Menurutnya, sepanjang kritikan atau ungkapan ekspresi yang disampaikan masyarakat memuat kebenaran demi kepentingan umum, pemegang kekuasaan umum akan berpikir ulang menempuh jalur hukum.
Terpisah, Anggota Komisi III DPR Taufik Basari menilai pasal tentang penghinaan terhadap lembaga negara dan kekuasaan umum dalam RKUHP harus dibatasi. Tanpa dibatasi ketat, malah berpotensi menjadi persoalan. Ia pun mengusulkan agar kata “penghinaan” dalam Pasal 347 ayat (1) dan 348 ayat (1) diubah menjadi kata “fitnah”, tuduhan yang diketahui tidak benar.
Dengan demikian, pembuktiannya dalam proses penegakan hukum dapat dilakukan dengan ukuran yang obyektif. Sebaliknya, bila masih menggunakan kata “penghinaan” malah parameternya menjadi subyektif aparat penegak hukum. “Sehingga dapat disalahgunakan untuk kepentingan penguasa yang anti kritik,” bebernya.

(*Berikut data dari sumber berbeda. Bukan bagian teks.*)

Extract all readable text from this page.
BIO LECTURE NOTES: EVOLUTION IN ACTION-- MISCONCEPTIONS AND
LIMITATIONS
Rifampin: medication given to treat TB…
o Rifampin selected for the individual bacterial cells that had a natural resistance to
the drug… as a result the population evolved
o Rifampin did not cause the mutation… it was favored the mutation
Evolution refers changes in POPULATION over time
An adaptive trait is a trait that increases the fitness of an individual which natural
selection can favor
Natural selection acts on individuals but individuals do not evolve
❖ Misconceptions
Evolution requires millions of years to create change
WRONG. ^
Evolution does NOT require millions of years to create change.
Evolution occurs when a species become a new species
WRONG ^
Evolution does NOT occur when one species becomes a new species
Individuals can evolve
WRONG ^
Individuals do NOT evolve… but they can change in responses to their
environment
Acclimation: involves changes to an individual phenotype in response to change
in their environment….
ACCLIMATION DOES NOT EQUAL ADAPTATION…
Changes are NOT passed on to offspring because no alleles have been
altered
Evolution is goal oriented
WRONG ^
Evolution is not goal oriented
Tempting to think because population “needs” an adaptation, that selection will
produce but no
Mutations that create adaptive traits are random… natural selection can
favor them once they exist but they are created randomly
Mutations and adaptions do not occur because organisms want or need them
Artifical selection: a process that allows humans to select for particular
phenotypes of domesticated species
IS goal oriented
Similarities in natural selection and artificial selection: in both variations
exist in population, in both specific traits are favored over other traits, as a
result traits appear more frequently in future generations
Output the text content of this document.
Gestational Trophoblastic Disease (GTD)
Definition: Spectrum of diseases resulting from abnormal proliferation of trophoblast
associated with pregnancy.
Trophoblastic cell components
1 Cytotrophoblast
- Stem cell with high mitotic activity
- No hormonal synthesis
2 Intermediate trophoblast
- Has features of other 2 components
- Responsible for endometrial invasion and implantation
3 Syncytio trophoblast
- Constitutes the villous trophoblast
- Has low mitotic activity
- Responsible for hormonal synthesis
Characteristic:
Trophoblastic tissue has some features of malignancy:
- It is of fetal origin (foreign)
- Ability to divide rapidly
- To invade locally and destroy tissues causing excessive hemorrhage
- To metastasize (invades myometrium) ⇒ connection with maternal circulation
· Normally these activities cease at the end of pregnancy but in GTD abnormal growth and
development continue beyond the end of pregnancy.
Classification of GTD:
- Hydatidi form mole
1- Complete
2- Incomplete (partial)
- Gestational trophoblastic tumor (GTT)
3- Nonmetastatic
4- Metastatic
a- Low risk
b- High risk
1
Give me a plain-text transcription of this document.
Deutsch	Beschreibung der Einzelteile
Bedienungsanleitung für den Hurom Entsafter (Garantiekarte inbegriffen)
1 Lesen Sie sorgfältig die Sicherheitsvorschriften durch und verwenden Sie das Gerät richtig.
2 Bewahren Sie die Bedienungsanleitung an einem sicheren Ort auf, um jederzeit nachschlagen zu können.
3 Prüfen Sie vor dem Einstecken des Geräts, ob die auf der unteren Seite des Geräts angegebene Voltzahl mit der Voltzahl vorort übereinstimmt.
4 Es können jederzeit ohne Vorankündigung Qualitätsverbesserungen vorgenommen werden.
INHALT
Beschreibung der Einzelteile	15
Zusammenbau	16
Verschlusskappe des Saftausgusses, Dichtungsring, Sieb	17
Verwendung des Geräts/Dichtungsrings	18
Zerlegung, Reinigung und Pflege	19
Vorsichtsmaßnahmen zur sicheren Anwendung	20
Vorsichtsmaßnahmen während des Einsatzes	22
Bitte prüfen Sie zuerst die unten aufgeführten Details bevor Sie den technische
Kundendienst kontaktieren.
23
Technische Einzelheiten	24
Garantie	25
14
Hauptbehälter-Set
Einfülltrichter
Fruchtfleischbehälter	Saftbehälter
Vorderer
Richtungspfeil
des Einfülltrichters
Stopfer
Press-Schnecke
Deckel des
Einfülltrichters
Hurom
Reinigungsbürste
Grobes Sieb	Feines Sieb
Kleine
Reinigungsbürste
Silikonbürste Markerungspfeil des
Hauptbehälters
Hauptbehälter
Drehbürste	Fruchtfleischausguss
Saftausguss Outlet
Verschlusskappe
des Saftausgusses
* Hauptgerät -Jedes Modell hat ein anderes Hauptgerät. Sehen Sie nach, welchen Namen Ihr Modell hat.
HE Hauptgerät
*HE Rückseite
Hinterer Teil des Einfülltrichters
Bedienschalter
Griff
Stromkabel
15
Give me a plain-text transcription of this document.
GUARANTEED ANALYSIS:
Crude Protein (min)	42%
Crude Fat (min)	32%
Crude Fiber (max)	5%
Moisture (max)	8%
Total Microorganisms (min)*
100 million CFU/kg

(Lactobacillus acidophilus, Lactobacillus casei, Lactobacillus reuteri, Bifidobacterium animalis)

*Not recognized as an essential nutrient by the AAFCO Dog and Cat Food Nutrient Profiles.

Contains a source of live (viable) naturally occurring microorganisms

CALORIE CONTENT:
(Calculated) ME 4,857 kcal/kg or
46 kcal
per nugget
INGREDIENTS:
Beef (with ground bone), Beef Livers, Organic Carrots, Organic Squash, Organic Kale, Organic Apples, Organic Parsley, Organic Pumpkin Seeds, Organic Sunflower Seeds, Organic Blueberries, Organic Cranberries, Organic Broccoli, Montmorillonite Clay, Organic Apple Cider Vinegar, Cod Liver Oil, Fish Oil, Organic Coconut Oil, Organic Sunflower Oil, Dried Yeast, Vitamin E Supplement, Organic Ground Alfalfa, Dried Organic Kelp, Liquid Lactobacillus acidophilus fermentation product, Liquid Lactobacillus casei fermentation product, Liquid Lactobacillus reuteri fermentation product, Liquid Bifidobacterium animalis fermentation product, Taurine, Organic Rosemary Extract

Politisi Partai Nasional Demokrat itu mewanti-wanti agar pasal-pasal dalam RKUHP yang berpotensi membahayakan kehidupan demokrasi atau sebagai alat bagi kekuasaan menjadi otoriter dan anti demokrasi dikoreksi terlebih dahulu. Bila pasal-pasal tersebut tak dapat dihapus dari draf RKUHP, maka masukan dari publik dan dirinya dapat diakomodir.
“Saya harap dalam pembahasan tanggal 21 November nanti pemerintah dan DPR dapat mengakomodasi masukan yang saya sampaikan ini,” katanya.